Lackberg, Camilla – ‘The Gallows Bird’ (translated by Steven T Murray)
Hardback: 384 pages (Mar. 2011) Publisher: HarperCollins ISBN: 0007254008
The fourth in the Erica Falck-Patrik Hedstrom series set in Fjällbacka and Tanumshede, south-west Sweden, contains all the ingredients that made the previous three novels such a success. What’s more, like many of the better crime-fiction series, one can read THE GALLOWS BIRD without having first read the previous novels, though readers will probably enjoy it more if they have.
The backbone of the series is the relationship between Erica, a writer, and Patrik, a police detective, who get together in the first novel (THE ICE PRINCESS); by the time THE GALLOWS BIRD opens, they are living together, have a cute baby and are very soon to be married. Another recurring theme is that of Erica’s sister Anna, the victim of dreadful domestic abuse, made even harder for Anna to deal with because she has two very young children herself. In THE GALLOWS BIRD, Anna is living with Erica; her presence in the novel and the sisters’ relationship add to its emotional depth. Another factor that ties together the series is the Tanumshede police station, where we follow the lives of Patrik (who acts as a proxy for the lazy, rather stupid chief Mellberg) and his colleagues from book to book.
The focus of each novel, however, is a crime (or crimes) that is independent of the other books. Here, the story starts in a rather bitty way, as Patrik is called out to a fatal car crash that turns out to be non-accidental, and a coach-load of ghastly teenagers turns up to take part in a fifth-rate reality TV show. Soon the teens are making a nuisance of themselves by getting drunk, fighting, and displaying their various neuroses (or worse) as they fulfil their contract by undertaking menial jobs and being filmed working and interacting (mainly arguing) with each other. The town worthies are only too delighted with the nationwide publicity, but it isn’t so easy for Patrik and colleagues to cope with the fallout. Eventually, one of the contestants is found dead, so the police have to investigate the crime while suffering continual media interference as well as the obstructiveness of the show’s materialistic producers and sullen participants.
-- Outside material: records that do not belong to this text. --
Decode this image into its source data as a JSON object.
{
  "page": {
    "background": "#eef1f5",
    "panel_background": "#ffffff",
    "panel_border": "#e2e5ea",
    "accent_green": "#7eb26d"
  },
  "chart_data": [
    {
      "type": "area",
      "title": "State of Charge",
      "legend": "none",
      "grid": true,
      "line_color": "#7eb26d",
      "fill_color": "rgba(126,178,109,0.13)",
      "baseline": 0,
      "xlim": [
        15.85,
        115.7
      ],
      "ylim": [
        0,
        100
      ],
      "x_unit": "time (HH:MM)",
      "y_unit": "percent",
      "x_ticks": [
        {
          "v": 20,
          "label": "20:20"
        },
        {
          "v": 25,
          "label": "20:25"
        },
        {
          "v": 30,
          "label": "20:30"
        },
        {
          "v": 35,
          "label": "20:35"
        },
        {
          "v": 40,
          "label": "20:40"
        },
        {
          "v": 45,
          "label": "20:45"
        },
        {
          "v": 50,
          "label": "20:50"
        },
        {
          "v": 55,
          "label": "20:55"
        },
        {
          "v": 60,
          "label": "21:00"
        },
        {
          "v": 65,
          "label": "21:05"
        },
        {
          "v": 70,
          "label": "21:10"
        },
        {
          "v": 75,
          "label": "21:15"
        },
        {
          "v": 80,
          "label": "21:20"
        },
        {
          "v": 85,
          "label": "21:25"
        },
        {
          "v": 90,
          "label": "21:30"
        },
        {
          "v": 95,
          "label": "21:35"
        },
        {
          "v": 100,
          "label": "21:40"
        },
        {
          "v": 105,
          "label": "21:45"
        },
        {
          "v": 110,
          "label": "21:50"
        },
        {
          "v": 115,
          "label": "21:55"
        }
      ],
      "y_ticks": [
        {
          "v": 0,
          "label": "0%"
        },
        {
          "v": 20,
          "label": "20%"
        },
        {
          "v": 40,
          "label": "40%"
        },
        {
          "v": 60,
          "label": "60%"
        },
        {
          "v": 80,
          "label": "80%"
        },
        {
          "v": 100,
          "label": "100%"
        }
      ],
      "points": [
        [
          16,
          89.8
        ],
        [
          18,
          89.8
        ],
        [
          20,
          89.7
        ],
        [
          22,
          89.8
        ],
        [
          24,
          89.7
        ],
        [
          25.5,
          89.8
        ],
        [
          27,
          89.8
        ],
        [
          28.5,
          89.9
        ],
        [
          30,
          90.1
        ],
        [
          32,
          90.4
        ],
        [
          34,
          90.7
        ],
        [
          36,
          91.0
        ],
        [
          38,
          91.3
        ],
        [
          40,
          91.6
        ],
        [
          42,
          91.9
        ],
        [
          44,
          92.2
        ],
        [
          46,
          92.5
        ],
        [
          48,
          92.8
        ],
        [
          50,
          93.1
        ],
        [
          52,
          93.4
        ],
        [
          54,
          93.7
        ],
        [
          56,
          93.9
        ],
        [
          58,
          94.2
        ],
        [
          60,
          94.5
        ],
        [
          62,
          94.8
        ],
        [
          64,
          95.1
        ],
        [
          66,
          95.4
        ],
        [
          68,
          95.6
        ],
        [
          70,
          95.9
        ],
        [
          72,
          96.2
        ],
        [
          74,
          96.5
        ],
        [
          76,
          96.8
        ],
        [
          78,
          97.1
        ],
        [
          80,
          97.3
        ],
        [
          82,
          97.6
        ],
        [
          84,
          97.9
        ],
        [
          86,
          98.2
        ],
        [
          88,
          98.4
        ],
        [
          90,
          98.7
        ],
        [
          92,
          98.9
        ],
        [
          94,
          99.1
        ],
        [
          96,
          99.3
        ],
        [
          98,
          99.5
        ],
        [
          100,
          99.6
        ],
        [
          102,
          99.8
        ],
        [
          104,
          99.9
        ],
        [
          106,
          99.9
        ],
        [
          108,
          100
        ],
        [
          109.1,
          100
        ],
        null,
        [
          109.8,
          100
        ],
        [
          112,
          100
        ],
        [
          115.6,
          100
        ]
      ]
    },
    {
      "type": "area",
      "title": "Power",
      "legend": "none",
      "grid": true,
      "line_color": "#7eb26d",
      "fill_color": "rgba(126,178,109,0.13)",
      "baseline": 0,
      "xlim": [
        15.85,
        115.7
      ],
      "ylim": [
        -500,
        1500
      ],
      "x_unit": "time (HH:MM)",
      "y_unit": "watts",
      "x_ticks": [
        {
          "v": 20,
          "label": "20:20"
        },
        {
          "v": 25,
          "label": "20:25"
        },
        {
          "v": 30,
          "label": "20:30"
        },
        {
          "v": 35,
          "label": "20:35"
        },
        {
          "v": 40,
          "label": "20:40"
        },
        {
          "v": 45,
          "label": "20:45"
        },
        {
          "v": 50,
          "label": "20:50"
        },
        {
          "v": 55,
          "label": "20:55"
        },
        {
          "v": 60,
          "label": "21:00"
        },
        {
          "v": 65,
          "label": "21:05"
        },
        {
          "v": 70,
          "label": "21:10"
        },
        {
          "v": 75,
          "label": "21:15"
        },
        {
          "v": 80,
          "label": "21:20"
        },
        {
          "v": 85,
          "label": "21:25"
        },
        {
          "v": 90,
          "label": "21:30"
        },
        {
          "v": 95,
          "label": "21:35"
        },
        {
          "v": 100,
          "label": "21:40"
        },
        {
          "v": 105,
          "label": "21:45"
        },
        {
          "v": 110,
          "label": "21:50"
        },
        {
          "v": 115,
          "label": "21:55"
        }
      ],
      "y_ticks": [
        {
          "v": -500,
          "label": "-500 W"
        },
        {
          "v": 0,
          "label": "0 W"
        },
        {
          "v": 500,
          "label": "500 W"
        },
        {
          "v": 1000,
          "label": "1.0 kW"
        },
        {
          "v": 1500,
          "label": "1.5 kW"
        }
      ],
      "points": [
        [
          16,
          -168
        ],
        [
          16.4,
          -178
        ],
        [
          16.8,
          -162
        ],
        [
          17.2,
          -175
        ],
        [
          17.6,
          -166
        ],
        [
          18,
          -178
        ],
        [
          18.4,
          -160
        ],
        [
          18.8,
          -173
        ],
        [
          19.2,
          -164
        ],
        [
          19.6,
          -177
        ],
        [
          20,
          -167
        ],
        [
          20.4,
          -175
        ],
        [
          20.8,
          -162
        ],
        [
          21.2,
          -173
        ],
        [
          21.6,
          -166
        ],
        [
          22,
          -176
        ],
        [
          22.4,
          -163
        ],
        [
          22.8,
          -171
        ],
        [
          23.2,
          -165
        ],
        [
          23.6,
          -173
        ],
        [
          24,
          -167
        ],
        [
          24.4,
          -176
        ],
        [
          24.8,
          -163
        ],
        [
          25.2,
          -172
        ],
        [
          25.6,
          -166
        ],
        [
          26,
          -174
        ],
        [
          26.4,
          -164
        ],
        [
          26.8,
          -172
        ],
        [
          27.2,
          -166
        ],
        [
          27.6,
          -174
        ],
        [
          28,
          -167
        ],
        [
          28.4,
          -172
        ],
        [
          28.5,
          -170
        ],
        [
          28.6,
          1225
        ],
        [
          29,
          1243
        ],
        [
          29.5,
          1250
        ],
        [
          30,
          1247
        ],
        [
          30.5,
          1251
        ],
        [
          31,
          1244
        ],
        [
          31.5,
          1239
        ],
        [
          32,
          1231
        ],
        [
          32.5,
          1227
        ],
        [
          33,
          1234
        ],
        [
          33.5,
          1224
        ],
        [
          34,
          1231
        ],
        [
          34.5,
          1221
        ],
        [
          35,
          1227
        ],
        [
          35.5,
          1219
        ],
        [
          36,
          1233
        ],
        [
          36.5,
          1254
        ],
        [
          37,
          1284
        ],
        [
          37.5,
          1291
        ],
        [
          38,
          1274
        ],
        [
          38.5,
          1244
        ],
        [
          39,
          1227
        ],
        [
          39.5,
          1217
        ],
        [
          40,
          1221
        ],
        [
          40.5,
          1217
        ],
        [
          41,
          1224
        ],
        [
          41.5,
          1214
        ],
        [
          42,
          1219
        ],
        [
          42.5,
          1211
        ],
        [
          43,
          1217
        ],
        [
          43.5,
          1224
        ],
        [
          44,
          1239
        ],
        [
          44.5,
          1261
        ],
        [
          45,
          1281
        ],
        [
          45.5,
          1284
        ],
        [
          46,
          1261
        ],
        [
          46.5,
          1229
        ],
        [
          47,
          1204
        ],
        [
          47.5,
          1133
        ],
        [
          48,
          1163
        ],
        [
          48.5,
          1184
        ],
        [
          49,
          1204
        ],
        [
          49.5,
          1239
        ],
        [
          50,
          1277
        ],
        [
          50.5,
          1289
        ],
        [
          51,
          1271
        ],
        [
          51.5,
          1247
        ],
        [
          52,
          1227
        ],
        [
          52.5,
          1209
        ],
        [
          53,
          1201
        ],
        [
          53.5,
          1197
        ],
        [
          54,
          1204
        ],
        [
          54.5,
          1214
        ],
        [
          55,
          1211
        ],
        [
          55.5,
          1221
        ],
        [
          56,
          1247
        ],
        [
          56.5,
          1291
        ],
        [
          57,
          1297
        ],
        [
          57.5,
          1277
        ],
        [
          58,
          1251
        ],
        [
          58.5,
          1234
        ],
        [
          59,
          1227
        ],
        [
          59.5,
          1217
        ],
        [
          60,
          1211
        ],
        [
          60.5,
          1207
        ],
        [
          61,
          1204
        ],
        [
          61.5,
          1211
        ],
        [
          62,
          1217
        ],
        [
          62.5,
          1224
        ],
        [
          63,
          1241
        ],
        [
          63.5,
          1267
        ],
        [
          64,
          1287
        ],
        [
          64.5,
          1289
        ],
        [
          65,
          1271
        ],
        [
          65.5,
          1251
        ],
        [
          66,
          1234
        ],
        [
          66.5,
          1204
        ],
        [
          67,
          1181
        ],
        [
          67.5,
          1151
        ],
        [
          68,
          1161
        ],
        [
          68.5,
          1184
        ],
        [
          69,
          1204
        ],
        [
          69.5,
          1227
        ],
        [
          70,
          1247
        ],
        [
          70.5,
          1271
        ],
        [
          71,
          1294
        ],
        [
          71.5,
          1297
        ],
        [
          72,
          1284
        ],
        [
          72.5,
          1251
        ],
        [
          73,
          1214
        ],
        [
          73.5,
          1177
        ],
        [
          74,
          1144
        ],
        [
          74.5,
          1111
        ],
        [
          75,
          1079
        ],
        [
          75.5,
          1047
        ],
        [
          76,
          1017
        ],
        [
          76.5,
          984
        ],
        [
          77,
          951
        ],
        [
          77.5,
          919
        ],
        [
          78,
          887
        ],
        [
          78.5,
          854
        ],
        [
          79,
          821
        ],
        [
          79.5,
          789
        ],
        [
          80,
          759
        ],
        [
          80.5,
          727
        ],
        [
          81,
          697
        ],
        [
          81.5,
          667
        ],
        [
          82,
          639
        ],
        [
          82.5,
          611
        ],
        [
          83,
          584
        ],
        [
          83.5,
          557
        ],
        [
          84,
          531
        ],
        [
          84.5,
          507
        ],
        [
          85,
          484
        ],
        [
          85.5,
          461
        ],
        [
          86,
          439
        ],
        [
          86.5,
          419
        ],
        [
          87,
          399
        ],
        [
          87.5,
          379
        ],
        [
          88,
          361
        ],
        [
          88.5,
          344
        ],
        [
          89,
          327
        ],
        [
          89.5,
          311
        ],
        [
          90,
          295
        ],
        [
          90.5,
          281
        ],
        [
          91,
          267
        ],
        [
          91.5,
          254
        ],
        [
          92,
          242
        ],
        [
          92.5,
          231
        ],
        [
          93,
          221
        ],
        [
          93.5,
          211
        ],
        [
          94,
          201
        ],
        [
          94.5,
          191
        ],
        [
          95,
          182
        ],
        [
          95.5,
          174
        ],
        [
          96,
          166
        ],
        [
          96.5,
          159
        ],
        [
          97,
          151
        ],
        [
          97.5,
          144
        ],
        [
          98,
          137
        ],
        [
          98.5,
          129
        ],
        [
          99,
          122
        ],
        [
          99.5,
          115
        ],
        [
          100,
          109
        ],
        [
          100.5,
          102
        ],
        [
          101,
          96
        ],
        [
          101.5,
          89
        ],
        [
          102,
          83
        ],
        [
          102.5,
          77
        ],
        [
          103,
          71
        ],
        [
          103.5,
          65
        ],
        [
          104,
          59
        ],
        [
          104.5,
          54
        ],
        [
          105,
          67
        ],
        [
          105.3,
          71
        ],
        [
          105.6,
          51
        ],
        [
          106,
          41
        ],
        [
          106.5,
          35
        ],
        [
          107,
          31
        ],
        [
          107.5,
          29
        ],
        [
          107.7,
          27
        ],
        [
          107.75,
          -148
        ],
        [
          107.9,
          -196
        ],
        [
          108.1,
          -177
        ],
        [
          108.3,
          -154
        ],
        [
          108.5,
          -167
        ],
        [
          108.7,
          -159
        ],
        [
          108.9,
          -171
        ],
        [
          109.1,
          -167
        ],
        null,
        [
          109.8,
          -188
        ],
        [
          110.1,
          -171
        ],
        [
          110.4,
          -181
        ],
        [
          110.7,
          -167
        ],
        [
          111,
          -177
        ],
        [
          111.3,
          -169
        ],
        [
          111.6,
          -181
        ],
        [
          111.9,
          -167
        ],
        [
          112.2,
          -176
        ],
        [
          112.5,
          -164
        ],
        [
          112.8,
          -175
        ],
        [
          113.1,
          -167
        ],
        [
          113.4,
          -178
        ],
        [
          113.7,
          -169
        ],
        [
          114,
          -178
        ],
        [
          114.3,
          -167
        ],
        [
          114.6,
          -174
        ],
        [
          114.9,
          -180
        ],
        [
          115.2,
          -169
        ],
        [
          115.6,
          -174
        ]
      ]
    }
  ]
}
As usual, I felt that Patrik and colleagues were occasionally a bit slow off the mark to make rather obvious connections or to pick up on clues, and some aspects of the plot depended on people not looking up relevant information in archives or being on holiday so not replying to requests for information. Another of my pet-hates features in the book; passages in italics interspersed with the main story purporting to come from the “mind of the killer”. Nevertheless, both investigations are solidly and engagingly depicted; particularly noteworthy is the sensitivity of Patrik and most of his colleagues to vulnerable witnesses, some of whom are portrayed vividly (for example Sophie, the daughter of the car crash victim). In the end, however, the (rather too clearly signalled) solution was too far-fetched for my taste.
The personal story of Erica and her circle is a strong theme in the novel, and although quite a heavy dose of romance is present here in the form of her preparations for her wedding, this gives the book a warm heart despite some of the nasty, long-standing secrets that underlie the rest of the story. At the end of the book, Erica makes an intriguing discovery about a mystery in her own past that I look forward to her investigating in future. In the meantime, I recommend THE GALLOWS BIRD as a book by a natural storyteller that is both easy and pleasurable to read – and how nice to see the translator praised on the cover of the book, a far too rare occurrence in my experience.